I wish I could say it was the best of both worlds. But the truth is, it wasn’t. I’m quite certain I’m not the first person to stand at this particular crossroad. Clueless.
The scene is Starbucks. Beijing. Tiananmen Square, the geographical and cultural center of the Chinese capital, is no more than 50 yards to the north. From our window seat, my wife and I can see the exact spot where bold protesters and insecure authorities butted heads. Mao is in the background, forever resting in his crystal coffin. Soldiers, clad in knee length dark green coats and fur hats, patrol the area, restricting photographs to a minimum.
We’re in another world. There might as well be a million miles between us and home. Nothing but the Pike Place roast in my cup is familiar, and even it doesn’t quite taste the same.
This is it. Adventure. I came to Asia for something different, but too often I found familiarity. So much was swirling around my head. Thoughts. Images. Sounds. It was like Happy Gilmore’s Happy Place. But much, much better.

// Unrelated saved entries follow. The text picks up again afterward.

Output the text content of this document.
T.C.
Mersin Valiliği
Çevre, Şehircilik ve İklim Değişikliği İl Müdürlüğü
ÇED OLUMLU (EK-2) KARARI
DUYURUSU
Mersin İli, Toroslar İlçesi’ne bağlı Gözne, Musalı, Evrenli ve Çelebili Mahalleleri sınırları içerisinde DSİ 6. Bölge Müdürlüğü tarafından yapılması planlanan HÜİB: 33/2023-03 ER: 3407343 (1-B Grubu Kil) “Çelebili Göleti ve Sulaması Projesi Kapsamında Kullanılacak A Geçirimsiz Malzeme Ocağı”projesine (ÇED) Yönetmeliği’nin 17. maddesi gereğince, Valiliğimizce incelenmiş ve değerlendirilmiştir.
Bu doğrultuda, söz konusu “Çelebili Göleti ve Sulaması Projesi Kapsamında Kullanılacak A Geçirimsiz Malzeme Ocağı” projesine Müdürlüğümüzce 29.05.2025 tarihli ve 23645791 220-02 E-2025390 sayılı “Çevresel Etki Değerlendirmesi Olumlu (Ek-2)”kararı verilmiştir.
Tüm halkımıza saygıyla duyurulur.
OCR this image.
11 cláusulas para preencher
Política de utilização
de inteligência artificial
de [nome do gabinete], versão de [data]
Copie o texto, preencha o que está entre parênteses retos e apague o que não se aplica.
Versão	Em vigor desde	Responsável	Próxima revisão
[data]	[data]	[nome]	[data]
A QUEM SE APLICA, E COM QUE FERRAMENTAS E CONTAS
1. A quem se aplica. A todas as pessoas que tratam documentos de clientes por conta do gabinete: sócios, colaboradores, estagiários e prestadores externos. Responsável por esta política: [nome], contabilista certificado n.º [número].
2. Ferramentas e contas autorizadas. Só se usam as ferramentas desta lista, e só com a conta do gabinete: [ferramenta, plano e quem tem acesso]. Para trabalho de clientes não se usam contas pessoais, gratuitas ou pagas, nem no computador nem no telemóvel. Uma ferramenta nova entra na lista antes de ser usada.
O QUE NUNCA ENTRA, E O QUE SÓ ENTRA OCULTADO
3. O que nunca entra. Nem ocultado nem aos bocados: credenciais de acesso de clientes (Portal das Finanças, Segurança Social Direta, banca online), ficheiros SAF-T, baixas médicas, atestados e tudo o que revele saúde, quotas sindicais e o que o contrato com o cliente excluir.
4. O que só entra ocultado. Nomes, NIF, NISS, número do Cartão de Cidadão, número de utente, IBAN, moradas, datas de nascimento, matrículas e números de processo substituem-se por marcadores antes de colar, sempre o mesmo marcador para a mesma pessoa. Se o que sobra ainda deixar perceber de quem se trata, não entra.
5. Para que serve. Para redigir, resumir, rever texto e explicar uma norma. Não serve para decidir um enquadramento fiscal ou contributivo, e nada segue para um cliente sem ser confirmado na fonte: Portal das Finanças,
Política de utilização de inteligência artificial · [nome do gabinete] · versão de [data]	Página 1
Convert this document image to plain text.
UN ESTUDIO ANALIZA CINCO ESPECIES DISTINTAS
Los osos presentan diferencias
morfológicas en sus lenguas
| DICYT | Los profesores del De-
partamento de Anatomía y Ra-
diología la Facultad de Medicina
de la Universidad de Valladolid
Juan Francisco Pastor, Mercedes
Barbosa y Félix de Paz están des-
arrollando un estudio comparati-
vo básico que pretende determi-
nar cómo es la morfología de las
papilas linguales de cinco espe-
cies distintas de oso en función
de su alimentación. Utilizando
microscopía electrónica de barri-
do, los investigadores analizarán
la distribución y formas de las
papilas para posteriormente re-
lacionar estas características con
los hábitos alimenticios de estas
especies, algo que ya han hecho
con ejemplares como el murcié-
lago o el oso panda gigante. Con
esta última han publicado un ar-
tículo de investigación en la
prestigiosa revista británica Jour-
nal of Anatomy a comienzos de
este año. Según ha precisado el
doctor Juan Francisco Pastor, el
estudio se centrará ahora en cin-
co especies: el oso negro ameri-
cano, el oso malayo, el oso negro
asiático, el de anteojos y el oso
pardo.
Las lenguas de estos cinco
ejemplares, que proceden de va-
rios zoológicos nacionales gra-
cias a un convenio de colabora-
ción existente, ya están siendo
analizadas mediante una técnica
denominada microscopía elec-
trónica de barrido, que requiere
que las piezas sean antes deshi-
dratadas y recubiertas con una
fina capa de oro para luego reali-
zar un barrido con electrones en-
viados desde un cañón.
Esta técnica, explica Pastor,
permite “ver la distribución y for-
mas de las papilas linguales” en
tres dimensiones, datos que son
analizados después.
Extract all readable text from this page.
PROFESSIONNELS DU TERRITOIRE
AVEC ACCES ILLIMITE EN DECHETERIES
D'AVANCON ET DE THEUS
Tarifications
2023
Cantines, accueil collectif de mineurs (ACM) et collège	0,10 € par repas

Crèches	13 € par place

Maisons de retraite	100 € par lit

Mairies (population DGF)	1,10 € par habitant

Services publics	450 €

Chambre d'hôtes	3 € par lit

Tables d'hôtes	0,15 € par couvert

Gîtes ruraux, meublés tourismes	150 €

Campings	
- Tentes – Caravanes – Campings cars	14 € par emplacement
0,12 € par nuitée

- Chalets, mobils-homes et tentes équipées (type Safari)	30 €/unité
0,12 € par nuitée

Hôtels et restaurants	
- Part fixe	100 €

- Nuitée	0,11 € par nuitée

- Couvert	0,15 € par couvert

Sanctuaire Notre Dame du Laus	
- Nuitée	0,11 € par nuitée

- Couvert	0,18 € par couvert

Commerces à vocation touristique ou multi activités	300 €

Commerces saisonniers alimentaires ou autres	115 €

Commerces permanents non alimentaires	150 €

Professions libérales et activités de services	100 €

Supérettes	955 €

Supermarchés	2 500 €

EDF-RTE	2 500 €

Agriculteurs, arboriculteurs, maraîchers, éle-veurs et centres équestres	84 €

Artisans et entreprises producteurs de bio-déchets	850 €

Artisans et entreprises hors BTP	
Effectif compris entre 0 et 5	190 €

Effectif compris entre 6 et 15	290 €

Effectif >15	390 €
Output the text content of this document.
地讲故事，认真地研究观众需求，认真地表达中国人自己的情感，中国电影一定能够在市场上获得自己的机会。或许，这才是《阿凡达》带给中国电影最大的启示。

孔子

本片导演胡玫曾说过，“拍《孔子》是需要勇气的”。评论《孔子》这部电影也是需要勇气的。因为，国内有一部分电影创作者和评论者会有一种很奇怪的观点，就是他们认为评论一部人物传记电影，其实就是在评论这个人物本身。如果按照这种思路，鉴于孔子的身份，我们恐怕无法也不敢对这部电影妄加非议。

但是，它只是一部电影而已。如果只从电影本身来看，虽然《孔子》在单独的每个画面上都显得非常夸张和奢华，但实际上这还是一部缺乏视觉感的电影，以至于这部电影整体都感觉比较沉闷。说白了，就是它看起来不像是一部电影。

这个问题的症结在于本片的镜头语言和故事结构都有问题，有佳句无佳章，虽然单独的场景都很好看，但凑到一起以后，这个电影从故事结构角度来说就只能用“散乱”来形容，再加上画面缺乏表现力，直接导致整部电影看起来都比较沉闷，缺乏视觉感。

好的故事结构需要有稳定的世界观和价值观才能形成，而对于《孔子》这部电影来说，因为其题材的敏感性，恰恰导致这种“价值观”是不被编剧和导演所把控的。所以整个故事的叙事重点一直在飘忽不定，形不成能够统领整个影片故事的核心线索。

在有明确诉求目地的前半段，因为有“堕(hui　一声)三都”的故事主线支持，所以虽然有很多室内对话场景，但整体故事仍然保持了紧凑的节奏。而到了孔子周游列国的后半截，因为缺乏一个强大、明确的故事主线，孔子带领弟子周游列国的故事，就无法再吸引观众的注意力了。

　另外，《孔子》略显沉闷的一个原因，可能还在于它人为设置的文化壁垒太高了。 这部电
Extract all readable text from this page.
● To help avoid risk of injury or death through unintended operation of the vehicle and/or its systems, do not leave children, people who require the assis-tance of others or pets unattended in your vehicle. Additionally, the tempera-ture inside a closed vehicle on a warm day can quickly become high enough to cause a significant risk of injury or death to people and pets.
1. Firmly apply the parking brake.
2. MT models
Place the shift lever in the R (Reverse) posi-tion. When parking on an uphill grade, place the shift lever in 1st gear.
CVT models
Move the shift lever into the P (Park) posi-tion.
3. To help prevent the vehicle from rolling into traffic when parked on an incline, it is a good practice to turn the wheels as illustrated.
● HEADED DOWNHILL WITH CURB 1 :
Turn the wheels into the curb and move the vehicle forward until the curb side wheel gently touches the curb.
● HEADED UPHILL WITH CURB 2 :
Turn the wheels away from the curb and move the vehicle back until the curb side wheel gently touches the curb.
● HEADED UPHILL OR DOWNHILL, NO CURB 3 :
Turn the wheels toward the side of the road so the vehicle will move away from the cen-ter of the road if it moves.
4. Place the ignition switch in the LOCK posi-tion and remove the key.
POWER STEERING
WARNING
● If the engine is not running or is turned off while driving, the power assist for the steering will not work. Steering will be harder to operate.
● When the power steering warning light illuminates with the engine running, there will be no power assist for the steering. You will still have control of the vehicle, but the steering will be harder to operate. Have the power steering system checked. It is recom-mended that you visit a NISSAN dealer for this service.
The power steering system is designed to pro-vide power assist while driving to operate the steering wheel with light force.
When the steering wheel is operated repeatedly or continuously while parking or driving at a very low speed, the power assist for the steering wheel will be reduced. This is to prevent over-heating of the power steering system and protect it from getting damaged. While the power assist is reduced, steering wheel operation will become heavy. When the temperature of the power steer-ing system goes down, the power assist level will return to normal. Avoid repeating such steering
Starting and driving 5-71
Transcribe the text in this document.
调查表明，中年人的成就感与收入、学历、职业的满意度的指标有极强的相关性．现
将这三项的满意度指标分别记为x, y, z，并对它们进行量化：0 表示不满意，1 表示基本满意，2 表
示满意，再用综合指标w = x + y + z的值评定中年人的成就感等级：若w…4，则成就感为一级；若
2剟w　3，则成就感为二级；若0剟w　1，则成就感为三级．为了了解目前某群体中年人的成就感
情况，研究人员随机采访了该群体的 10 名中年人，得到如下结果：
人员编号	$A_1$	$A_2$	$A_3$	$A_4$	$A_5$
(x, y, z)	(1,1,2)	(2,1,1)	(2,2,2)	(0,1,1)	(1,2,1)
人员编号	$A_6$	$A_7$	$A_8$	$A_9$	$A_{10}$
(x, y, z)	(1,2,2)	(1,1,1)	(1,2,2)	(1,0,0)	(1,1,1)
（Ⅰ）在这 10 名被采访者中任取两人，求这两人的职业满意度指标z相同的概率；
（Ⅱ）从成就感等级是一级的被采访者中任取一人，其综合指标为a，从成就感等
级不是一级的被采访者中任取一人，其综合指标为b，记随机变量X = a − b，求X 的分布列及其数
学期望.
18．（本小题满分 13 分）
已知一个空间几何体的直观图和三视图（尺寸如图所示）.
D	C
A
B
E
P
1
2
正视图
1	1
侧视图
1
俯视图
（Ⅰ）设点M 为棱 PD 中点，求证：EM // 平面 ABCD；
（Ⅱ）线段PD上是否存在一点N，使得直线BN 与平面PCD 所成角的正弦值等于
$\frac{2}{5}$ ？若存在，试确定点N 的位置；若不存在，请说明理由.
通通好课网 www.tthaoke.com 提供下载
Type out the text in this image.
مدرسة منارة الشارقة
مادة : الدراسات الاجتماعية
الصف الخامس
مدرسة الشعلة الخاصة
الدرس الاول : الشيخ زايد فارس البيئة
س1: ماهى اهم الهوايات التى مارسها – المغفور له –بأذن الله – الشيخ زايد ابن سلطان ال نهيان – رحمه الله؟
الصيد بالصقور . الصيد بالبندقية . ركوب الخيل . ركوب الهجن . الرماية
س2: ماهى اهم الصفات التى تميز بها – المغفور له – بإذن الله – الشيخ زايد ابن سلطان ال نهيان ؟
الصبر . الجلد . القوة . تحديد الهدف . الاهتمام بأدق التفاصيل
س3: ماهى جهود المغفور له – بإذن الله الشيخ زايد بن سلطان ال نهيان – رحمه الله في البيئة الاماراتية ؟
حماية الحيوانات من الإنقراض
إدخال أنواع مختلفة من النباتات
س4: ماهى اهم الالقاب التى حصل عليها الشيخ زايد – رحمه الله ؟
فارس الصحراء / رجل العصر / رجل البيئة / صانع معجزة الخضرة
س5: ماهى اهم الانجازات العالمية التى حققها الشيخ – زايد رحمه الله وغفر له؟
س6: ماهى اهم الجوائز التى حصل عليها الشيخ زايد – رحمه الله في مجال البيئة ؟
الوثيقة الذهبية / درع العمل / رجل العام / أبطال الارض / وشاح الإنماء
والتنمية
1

And in a second, it all came crashing down. It was the most hated and yet welcomed intrusion. I’ll Fly Away was the next selection on the Starbucks music rotation.
Bluegrass.
In an instant I was home again. Guitars. Mandolins. Asheville. Mountains. Real mountains. Mountains with character and a story to tell.
I sat silently and disoriented as the song played out. Where am I? And why am I here and not there? Or there and not here? I was content until my heart was ripped out and transplanted 13,000 miles to the banks of the French Broad. But at the same time everything around me looked strangely Asian.
I suppose this is the inner struggle of the traveler.